New Tax Law Helps Many Future and Current Retirees

reviewing your tax plans by Aubrey Lovegrove

The President has given the go-ahead on a new federal tax law, which was signed off on around mid-December of last year. The provisions within this new law can be quite beneficial for many who are nearing or are in retirement.

In this article, we go over a few of these provisions and how they can make a positive impact on you.

Required minimum distribution. Also known as

RMDs, this provision made those that reached the age of 70 and a half receive a distribution from their IRAs regardless if they needed it or not.

Those that were working past this age limit would still need to take RMDs, which could put them at a higher tax rate.

Some people just do not wish to tap into their retirement accounts until they need to in their retirement.

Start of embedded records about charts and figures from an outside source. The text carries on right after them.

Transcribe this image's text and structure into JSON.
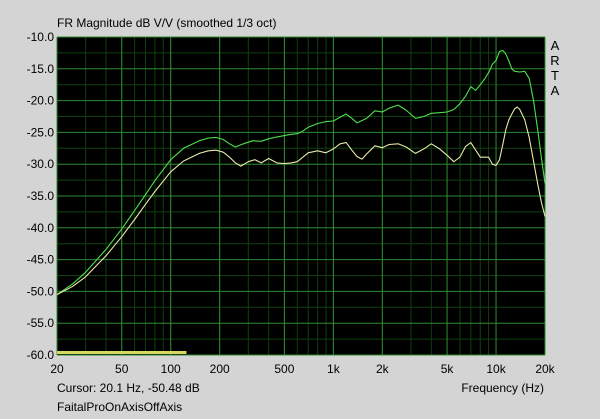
{
  "chart_title": "FR Magnitude dB V/V (smoothed 1/3 oct)",
  "brand_letters": [
    "A",
    "R",
    "T",
    "A"
  ],
  "cursor_readout": "Cursor: 20.1 Hz, -50.48 dB",
  "file_name": "FaitalProOnAxisOffAxis",
  "colors": {
    "plot_bg": "#000000",
    "major_grid": "#2f8a2f",
    "minor_grid": "#0f3f0f",
    "series_on_axis": "#4ee04e",
    "series_off_axis": "#e8e8a8",
    "cursor_bar": "#d8d860"
  },
  "chart_data": {
    "type": "line",
    "title": "FR Magnitude dB V/V (smoothed 1/3 oct)",
    "xlabel": "Frequency (Hz)",
    "ylabel": "",
    "x_scale": "log",
    "xlim": [
      20,
      20000
    ],
    "ylim": [
      -60,
      -10
    ],
    "grid": true,
    "x_ticks": [
      {
        "value": 20,
        "label": "20"
      },
      {
        "value": 50,
        "label": "50"
      },
      {
        "value": 100,
        "label": "100"
      },
      {
        "value": 200,
        "label": "200"
      },
      {
        "value": 500,
        "label": "500"
      },
      {
        "value": 1000,
        "label": "1k"
      },
      {
        "value": 2000,
        "label": "2k"
      },
      {
        "value": 5000,
        "label": "5k"
      },
      {
        "value": 10000,
        "label": "10k"
      },
      {
        "value": 20000,
        "label": "20k"
      }
    ],
    "y_ticks": [
      {
        "value": -10,
        "label": "-10.0"
      },
      {
        "value": -15,
        "label": "-15.0"
      },
      {
        "value": -20,
        "label": "-20.0"
      },
      {
        "value": -25,
        "label": "-25.0"
      },
      {
        "value": -30,
        "label": "-30.0"
      },
      {
        "value": -35,
        "label": "-35.0"
      },
      {
        "value": -40,
        "label": "-40.0"
      },
      {
        "value": -45,
        "label": "-45.0"
      },
      {
        "value": -50,
        "label": "-50.0"
      },
      {
        "value": -55,
        "label": "-55.0"
      },
      {
        "value": -60,
        "label": "-60.0"
      }
    ],
    "series": [
      {
        "key": "on_axis",
        "points": [
          [
            20,
            -50.5
          ],
          [
            25,
            -48.8
          ],
          [
            30,
            -47.0
          ],
          [
            40,
            -43.4
          ],
          [
            50,
            -40.2
          ],
          [
            60,
            -37.3
          ],
          [
            70,
            -34.8
          ],
          [
            80,
            -32.6
          ],
          [
            100,
            -29.3
          ],
          [
            120,
            -27.5
          ],
          [
            150,
            -26.3
          ],
          [
            170,
            -25.9
          ],
          [
            190,
            -25.8
          ],
          [
            210,
            -26.1
          ],
          [
            230,
            -26.8
          ],
          [
            250,
            -27.3
          ],
          [
            280,
            -26.8
          ],
          [
            320,
            -26.3
          ],
          [
            360,
            -26.4
          ],
          [
            400,
            -26.0
          ],
          [
            450,
            -25.7
          ],
          [
            500,
            -25.5
          ],
          [
            550,
            -25.3
          ],
          [
            600,
            -25.2
          ],
          [
            650,
            -24.8
          ],
          [
            700,
            -24.2
          ],
          [
            800,
            -23.6
          ],
          [
            900,
            -23.3
          ],
          [
            1000,
            -23.2
          ],
          [
            1100,
            -22.6
          ],
          [
            1200,
            -22.1
          ],
          [
            1300,
            -22.8
          ],
          [
            1400,
            -23.5
          ],
          [
            1600,
            -22.8
          ],
          [
            1800,
            -21.6
          ],
          [
            2000,
            -21.8
          ],
          [
            2200,
            -21.2
          ],
          [
            2500,
            -20.7
          ],
          [
            2800,
            -21.5
          ],
          [
            3200,
            -22.8
          ],
          [
            3600,
            -22.5
          ],
          [
            4000,
            -22.0
          ],
          [
            4500,
            -21.9
          ],
          [
            5000,
            -21.8
          ],
          [
            5500,
            -21.4
          ],
          [
            6000,
            -20.5
          ],
          [
            6500,
            -19.3
          ],
          [
            7000,
            -17.8
          ],
          [
            7500,
            -18.4
          ],
          [
            8000,
            -17.5
          ],
          [
            8500,
            -16.6
          ],
          [
            9000,
            -15.6
          ],
          [
            9500,
            -14.3
          ],
          [
            10000,
            -13.7
          ],
          [
            10500,
            -12.3
          ],
          [
            11000,
            -12.1
          ],
          [
            11500,
            -12.7
          ],
          [
            12000,
            -13.8
          ],
          [
            12500,
            -15.0
          ],
          [
            13000,
            -15.4
          ],
          [
            14000,
            -15.5
          ],
          [
            15000,
            -15.4
          ],
          [
            16000,
            -16.5
          ],
          [
            17000,
            -20.0
          ],
          [
            18000,
            -24.5
          ],
          [
            19000,
            -29.0
          ],
          [
            20000,
            -33.0
          ]
        ]
      },
      {
        "key": "off_axis",
        "points": [
          [
            20,
            -50.5
          ],
          [
            25,
            -49.2
          ],
          [
            30,
            -47.7
          ],
          [
            40,
            -44.4
          ],
          [
            50,
            -41.4
          ],
          [
            60,
            -38.7
          ],
          [
            70,
            -36.3
          ],
          [
            80,
            -34.3
          ],
          [
            100,
            -31.2
          ],
          [
            120,
            -29.5
          ],
          [
            150,
            -28.3
          ],
          [
            170,
            -27.9
          ],
          [
            190,
            -27.8
          ],
          [
            210,
            -28.1
          ],
          [
            230,
            -28.9
          ],
          [
            250,
            -29.8
          ],
          [
            270,
            -30.3
          ],
          [
            300,
            -29.6
          ],
          [
            330,
            -29.3
          ],
          [
            360,
            -29.8
          ],
          [
            400,
            -29.1
          ],
          [
            450,
            -29.8
          ],
          [
            500,
            -29.9
          ],
          [
            550,
            -29.8
          ],
          [
            600,
            -29.6
          ],
          [
            700,
            -28.2
          ],
          [
            800,
            -27.9
          ],
          [
            900,
            -28.2
          ],
          [
            1000,
            -27.6
          ],
          [
            1100,
            -26.8
          ],
          [
            1200,
            -26.6
          ],
          [
            1300,
            -27.8
          ],
          [
            1400,
            -28.8
          ],
          [
            1500,
            -29.2
          ],
          [
            1600,
            -28.4
          ],
          [
            1800,
            -27.1
          ],
          [
            2000,
            -27.4
          ],
          [
            2200,
            -26.9
          ],
          [
            2500,
            -26.8
          ],
          [
            2800,
            -27.3
          ],
          [
            3200,
            -28.3
          ],
          [
            3600,
            -27.6
          ],
          [
            4000,
            -26.8
          ],
          [
            4500,
            -27.6
          ],
          [
            5000,
            -28.6
          ],
          [
            5500,
            -29.6
          ],
          [
            6000,
            -28.9
          ],
          [
            6500,
            -27.2
          ],
          [
            7000,
            -26.6
          ],
          [
            7500,
            -27.8
          ],
          [
            8000,
            -28.9
          ],
          [
            8500,
            -28.9
          ],
          [
            9000,
            -28.9
          ],
          [
            9500,
            -30.0
          ],
          [
            10000,
            -30.2
          ],
          [
            10500,
            -29.3
          ],
          [
            11000,
            -26.9
          ],
          [
            11500,
            -24.5
          ],
          [
            12000,
            -23.0
          ],
          [
            12500,
            -22.1
          ],
          [
            13000,
            -21.3
          ],
          [
            13500,
            -21.0
          ],
          [
            14000,
            -21.4
          ],
          [
            15000,
            -23.0
          ],
          [
            16000,
            -25.8
          ],
          [
            17000,
            -29.5
          ],
          [
            18000,
            -33.0
          ],
          [
            19000,
            -36.0
          ],
          [
            20000,
            -38.2
          ]
        ]
      }
    ],
    "cursor_bar": {
      "x_start": 20,
      "x_end": 125,
      "y": -59.6
    }
  }
}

Also, the longer they can keep their savings in their account, the more money they can gain through compound interest.

The new tax law changes the age limit to 72 and a half. The expectancy life tables have also been revised to show a longer anticipated life expectancy.

This can allow many to delay a year from having to take money from their retirement accounts, which can enable them to make more money and avoid adding more earnings to their taxable income.

Child care. Sometimes, new parents need to touch some money they have in their retirement accounts due to the event of the birth or adoption of their child.

In most cases, these withdrawals are made before 59 and a half, which means they will face a 10% tax penalty.

The new tax law will allow eligible parents to be exempted to a certain extent for certain expenses related to the birth or adoption of their child.

Both parents can each take out $5,000 each from their retirement account and will not be liable to the 10% tax penalty.

Foster care. Under old tax laws, a foster care provider received money from the government that was not taxable.

Those that solely made a living off providing foster care were unable to make contributions to a retirement plan because they did not have any taxable earnings. Retirement plans generally have a requirement that the individual must have taxable earnings.

Under the new law, certain qualified foster care providers will be allowed to create or participate in a retirement plan, which enables them to make contributions toward their retirement.

However, these contributions will not be deductible as they are still getting non-taxable earnings.